The Way Alphabet’s DeepMind System is Transforming Tropical Cyclone Forecasting with Rapid Pace
When Developing Cyclone Melissa was churning off the coast of Haiti, weather expert Philippe Papin felt certain it would soon grow into a monster hurricane.
Serving as lead forecaster on duty, he predicted that in a single day the weather system would become a severe hurricane and begin a turn towards the Jamaican shoreline. Not a single expert had previously made such a bold forecast for rapid strengthening.
But, Papin had an ace up his sleeve: AI technology in the guise of the tech giant’s new DeepMind hurricane model – launched for the first time in June. True to the forecast, Melissa evolved into a storm of remarkable power that ravaged Jamaica.
Increasing Reliance on Artificial Intelligence Predictions
Forecasters are increasingly leaning hard on Google DeepMind. On the morning of 25 October, Papin explained in his official briefing that Google’s model was a primary reason for his certainty: “Approximately 40/50 Google DeepMind simulation runs indicate Melissa becoming a most intense hurricane. Although I am unprepared to predict that strength at this time given path variability, that is still plausible.
“There is a high probability that a period of rapid intensification will occur as the storm moves slowly over very warm sea temperatures which represent the most extreme marine thermal energy in the entire Atlantic basin.”
Surpassing Conventional Models
The AI model is the first artificial intelligence system focused on hurricanes, and currently the initial to outperform standard meteorological experts at their own game. Through all 13 Atlantic storms so far this year, the AI is the best – even beating experts on path forecasts.
The hurricane ultimately struck in Jamaica at maximum intensity, one of the strongest landfalls recorded in almost 200 years of data collection across the region. Papin’s bold forecast likely gave residents additional preparation time to get ready for the catastrophe, possibly saving people and assets.
The Way The System Works
Google’s model operates through spotting patterns that traditional time-intensive scientific prediction systems may overlook.
“They do it much more quickly than their physics-based cousins, and the processing requirements is less expensive and demanding,” said Michael Lowry, a former meteorologist.

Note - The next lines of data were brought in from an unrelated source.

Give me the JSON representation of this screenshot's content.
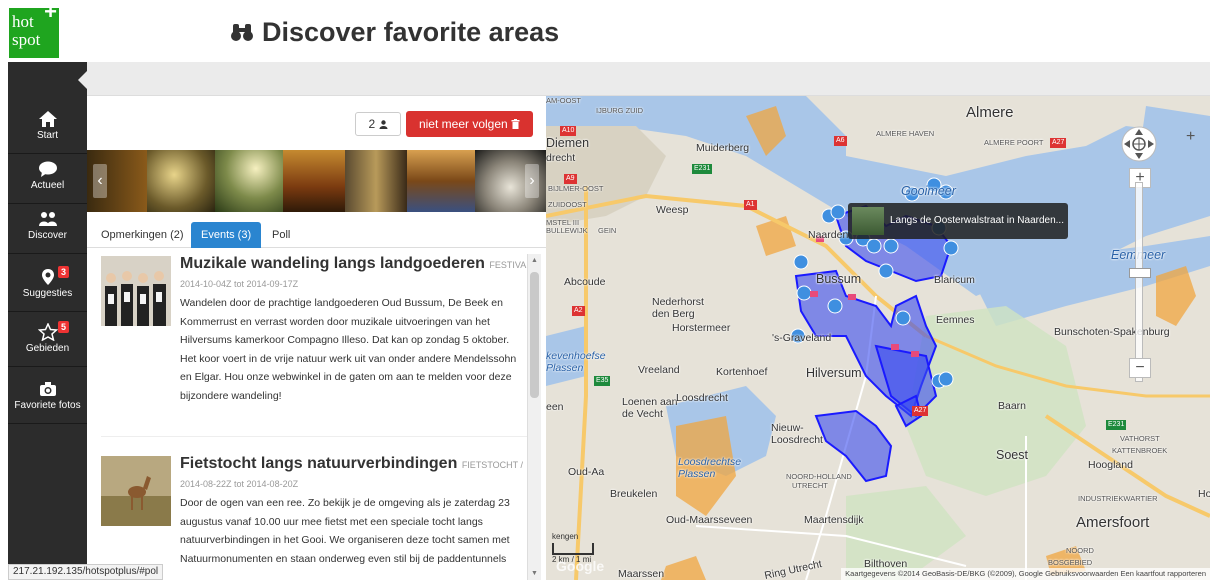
{
  "logo": {
    "line1": "hot",
    "line2": "spot",
    "plus": "+"
  },
  "header": {
    "title": "Discover favorite areas",
    "title_icon": "binoculars-icon"
  },
  "sidebar": {
    "items": [
      {
        "label": "Start",
        "icon": "home-icon"
      },
      {
        "label": "Actueel",
        "icon": "chat-bubble-icon"
      },
      {
        "label": "Discover",
        "icon": "group-icon"
      },
      {
        "label": "Suggesties",
        "icon": "map-marker-icon",
        "badge": "3"
      },
      {
        "label": "Gebieden",
        "icon": "star-icon",
        "badge": "5"
      },
      {
        "label": "Favoriete fotos",
        "icon": "camera-icon"
      }
    ]
  },
  "actions": {
    "follow_count": "2",
    "follow_icon": "user-icon",
    "unfollow_label": "niet meer volgen",
    "unfollow_icon": "trash-icon"
  },
  "tabs": [
    {
      "label": "Opmerkingen (2)",
      "active": false
    },
    {
      "label": "Events (3)",
      "active": true
    },
    {
      "label": "Poll",
      "active": false
    }
  ],
  "events": [
    {
      "title": "Muzikale wandeling langs landgoederen",
      "tag": "FESTIVAL /",
      "date": "2014-10-04Z tot 2014-09-17Z",
      "description": "Wandelen door de prachtige landgoederen Oud Bussum, De Beek en Kommerrust en verrast worden door muzikale uitvoeringen van het Hilversums kamerkoor Compagno Illeso. Dat kan op zondag 5 oktober. Het koor voert in de vrije natuur werk uit van onder andere Mendelssohn en Elgar. Hou onze webwinkel in de gaten om aan te melden voor deze bijzondere wandeling!"
    },
    {
      "title": "Fietstocht langs natuurverbindingen",
      "tag": "FIETSTOCHT /",
      "date": "2014-08-22Z tot 2014-08-20Z",
      "description": "Door de ogen van een ree. Zo bekijk je de omgeving als je zaterdag 23 augustus vanaf 10.00 uur mee fietst met een speciale tocht langs natuurverbindingen in het Gooi. We organiseren deze tocht samen met Natuurmonumenten en staan onderweg even stil bij de paddentunnels"
    }
  ],
  "statusbar": {
    "url": "217.21.192.135/hotspotplus/#pol"
  },
  "map": {
    "tooltip": "Langs de Oosterwalstraat in Naarden...",
    "labels": {
      "almere": "Almere",
      "almere_haven": "ALMERE HAVEN",
      "almere_poort": "ALMERE POORT",
      "diemen": "Diemen",
      "amsterdam_oost": "AM-OOST",
      "drecht": "drecht",
      "muiderberg": "Muiderberg",
      "weesp": "Weesp",
      "gooimeer": "Gooimeer",
      "eemmeer": "Eemmeer",
      "naarden": "Naarden",
      "bussum": "Bussum",
      "blaricum": "Blaricum",
      "abcoude": "Abcoude",
      "nederhorst": "Nederhorst\nden Berg",
      "horstermeer": "Horstermeer",
      "eemnes": "Eemnes",
      "bunschoten": "Bunschoten-Spakenburg",
      "graveland": "'s-Graveland",
      "vreeland": "Vreeland",
      "kortenhoef": "Kortenhoef",
      "hilversum": "Hilversum",
      "loenen": "Loenen aan\nde Vecht",
      "loosdrecht": "Loosdrecht",
      "baarn": "Baarn",
      "nieuw_loosdrecht": "Nieuw-\nLoosdrecht",
      "loosdrechtse_plassen": "Loosdrechtse\nPlassen",
      "oud_aa": "Oud-Aa",
      "breukelen": "Breukelen",
      "soest": "Soest",
      "hoogland": "Hoogland",
      "oud_maarsseveen": "Oud-Maarsseveen",
      "maartensdijk": "Maartensdijk",
      "amersfoort": "Amersfoort",
      "bilthoven": "Bilthoven",
      "maarssen": "Maarssen",
      "vathorst": "VATHORST",
      "kattenbroek": "KATTENBROEK",
      "noord_holland": "NOORD-HOLLAND",
      "utrecht": "UTRECHT",
      "industriekwartier": "INDUSTRIEKWARTIER",
      "ring_utrecht": "Ring Utrecht",
      "hoe": "Hoe",
      "literatuurwijk": "LITERATUURWIJK",
      "uburg_zuid": "IJBURG ZUID",
      "bijlmer_oost": "BIJLMER-OOST",
      "zuidoost": "ZUIDOOST",
      "bullewijk": "BULLEWIJK",
      "gein": "GEIN",
      "amstel": "MSTEL III",
      "kevenhoefse_plassen": "kevenhoefse\nPlassen",
      "een": "een",
      "bosgebied": "BOSGEBIED",
      "noord": "NOORD",
      "kenn": "kengen"
    },
    "shields": {
      "a10": "A10",
      "a9": "A9",
      "a6": "A6",
      "a27": "A27",
      "a1": "A1",
      "a2": "A2",
      "a35": "E35",
      "e231": "E231",
      "e231b": "E231",
      "a27b": "A27"
    },
    "scale": {
      "km": "2 km",
      "mi": "1 mi"
    },
    "copyright": "Kaartgegevens ©2014 GeoBasis-DE/BKG (©2009), Google   Gebruiksvoorwaarden   Een kaartfout rapporteren",
    "google": "Google",
    "fullscreen": "+",
    "zoom_in": "+",
    "zoom_out": "−",
    "colors": {
      "water": "#a9c6e8",
      "land": "#e6e2d8",
      "area": "#1a1aff",
      "marker": "#3f8fe0",
      "flag": "#e84a7a"
    }
  }
}
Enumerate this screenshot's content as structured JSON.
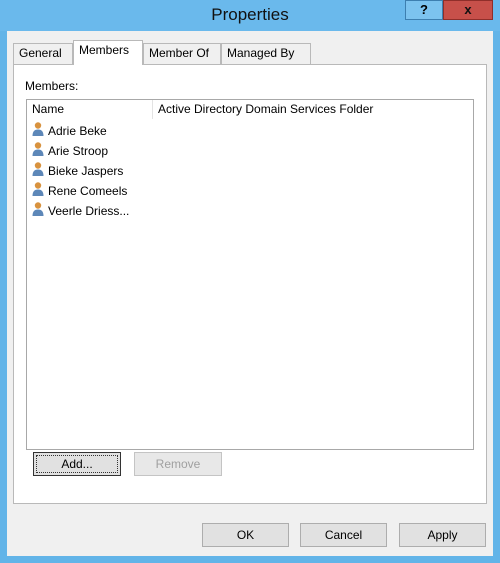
{
  "window": {
    "title": "Properties",
    "help_label": "?",
    "close_label": "x"
  },
  "tabs": [
    {
      "label": "General"
    },
    {
      "label": "Members"
    },
    {
      "label": "Member Of"
    },
    {
      "label": "Managed By"
    }
  ],
  "members": {
    "label": "Members:",
    "columns": [
      "Name",
      "Active Directory Domain Services Folder"
    ],
    "rows": [
      {
        "name": "Adrie Beke",
        "folder": ""
      },
      {
        "name": "Arie Stroop",
        "folder": ""
      },
      {
        "name": "Bieke Jaspers",
        "folder": ""
      },
      {
        "name": "Rene Comeels",
        "folder": ""
      },
      {
        "name": "Veerle Driess...",
        "folder": ""
      }
    ],
    "row_icon": "user-icon"
  },
  "buttons": {
    "add": "Add...",
    "remove": "Remove",
    "ok": "OK",
    "cancel": "Cancel",
    "apply": "Apply"
  }
}
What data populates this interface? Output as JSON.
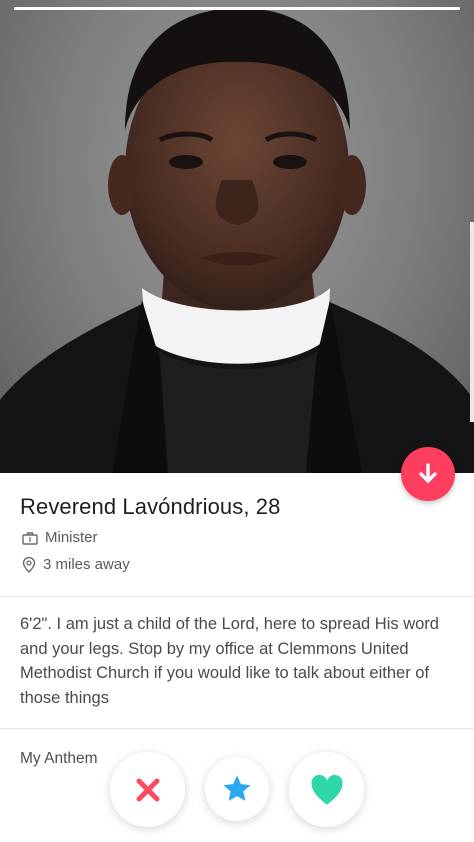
{
  "profile": {
    "name_age": "Reverend Lavóndrious, 28",
    "job": "Minister",
    "distance": "3 miles away",
    "bio": "6'2\". I am just a child of the Lord, here to spread His word and your legs. Stop by my office at Clemmons United Methodist Church if you would like to talk about either of those things",
    "anthem_title": "My Anthem"
  },
  "photo": {
    "photo_count": 1,
    "current_photo": 1
  },
  "icons": {
    "info": "arrow-down-icon",
    "job": "briefcase-icon",
    "distance": "location-pin-icon",
    "nope": "close-icon",
    "super_like": "star-icon",
    "like": "heart-icon"
  },
  "colors": {
    "info_button": "#fd3e5e",
    "nope": "#fd4a5c",
    "super_like": "#2aa8f2",
    "like": "#2fd6a8"
  }
}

“This season’s events has demonstrated in short order is that the recent artificial intelligence systems are competitive with and, in some cases, more accurate than the slower physics-based weather models we’ve relied upon,” Lowry said.
Understanding Machine Learning
It’s important to note, the system is an example of AI training – a method that has been employed in data-heavy sciences like meteorology for a long time – and is not generative AI like ChatGPT.
Machine learning processes large datasets and extracts trends from them in a such a way that its model only takes a few minutes to generate an answer, and can operate on a desktop computer – in sharp difference to the primary systems that authorities have used for years that can take hours to process and need some of the biggest supercomputers in the world.
Professional Responses and Upcoming Developments
Nevertheless, the reality that the AI could exceed earlier top-tier traditional systems so quickly is truly remarkable to meteorologists who have spent their careers trying to predict the world’s strongest storms.
“I’m impressed,” said James Franklin, a former forecaster. “The data is sufficient that it’s evident this is not a case of chance.”
He noted that while Google DeepMind is beating all competing systems on predicting the future path of storms worldwide this year, like many AI models it occasionally gets extreme strength predictions wrong. It struggled with another storm earlier this year, as it was also undergoing quick strengthening to category 5 above the Caribbean.
During the next break, Franklin stated he intends to talk with the company about how it can enhance the AI results more useful for experts by offering extra under-the-hood data they can use to assess the reasons it is producing its answers.
“The one thing that nags at me is that although these forecasts seem to be highly accurate, the output of the system is essentially a opaque process,” said Franklin.
Wider Industry Trends
Historically, no a private, for-profit company that has developed a high-performance forecasting system which grants experts a view of its methods – in contrast to most systems which are provided at no cost to the general audience in their full form by the governments that designed and maintain them.
The company is not the only one in starting to use AI to solve challenging meteorological problems. The authorities are developing their own AI weather models in the works – which have demonstrated improved skill over earlier non-AI versions.
The next steps in artificial intelligence predictions seem to be startup companies tackling previously tough-to-solve problems such as sub-seasonal outlooks and improved advance warnings of severe weather and sudden deluges – and they are receiving US government funding to pursue this. A particular firm, WindBorne Systems, is also deploying its own atmospheric sensors to address deficiencies in the national monitoring system.